Comic Talk: Cyberpunk 2077: Trauma Team 1 Review

The Review

Image courtesy of Dark Horse Comics
This book, by Cullen Bunn, Miguel Valderrama, Jason Wordie (not the letterer, which I feel is a missed opportunity), and Frank Cvetkovic follows a trauma team In the Cyberpunk 2077 setting – primarily one of the medics named Nadia. It opens with a psych eval on Nadia mostly in "voice over" during her last mission, but occasionally we see her in the evaluation room with all the screens, cables, and testing equipment you'd expect from the setting. You find out that Nadia is a little dead inside throughout the interview, or at least more jaded than when she started. She wanted to help people. Now it's just a job. You can feel how affected she is in the dialog between her and the evaluator. Surprise! The evaluator doesn't really care as long as she can do the job.

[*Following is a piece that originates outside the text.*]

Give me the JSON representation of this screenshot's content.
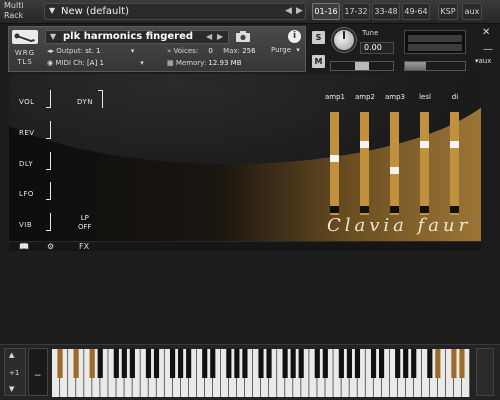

She’s being evaluated because the last job she was on went WAY south and she was the only one to make it out alive. She held out until the backup showed up and kept the client alive. Big win as far as the company is concerned. She is cleared to go back to work.

The new job requires her new crew to go into an apartment complex in gang territory to rescue the client and it turns into a firefight. Nadia has some painful flashbacks where she sees her old team getting killed off and freezes up briefly. Getting back on track, she and the other medic rush to the client while the soldiery-types on the team cover them. They reach him and…it's one of the primary people that killed her old crew! Dun-dun-duuuuuuuun!

Highly recommend it if you're interested in cyberpunk tales at all.

High Point(s)

  • The pacing. This book feels like a movie in the best way. You can feel the camera moving and cutting from scene to scene most of the time.

Low Point(s)

  • Sometimes it's a little hard to keep track of people since the trauma team has pretty much the same uniform and helmet covering all their features.

 

The Editing

This is the shortest editing section I think I’ll ever have. I’ve got nothing to say. The cover is sharp, the pacing is excellent, no lettering mistakes. Nothing. This is an amazing issue.

It feels wrong to find nothing, so let’s get really nitpicky. The artist's name overlaps with the helmet on the cover which is a little weird and it’s a little hard to tell what action is happening from the end of page seven through page eight. Not impossible, just less clear than it could be.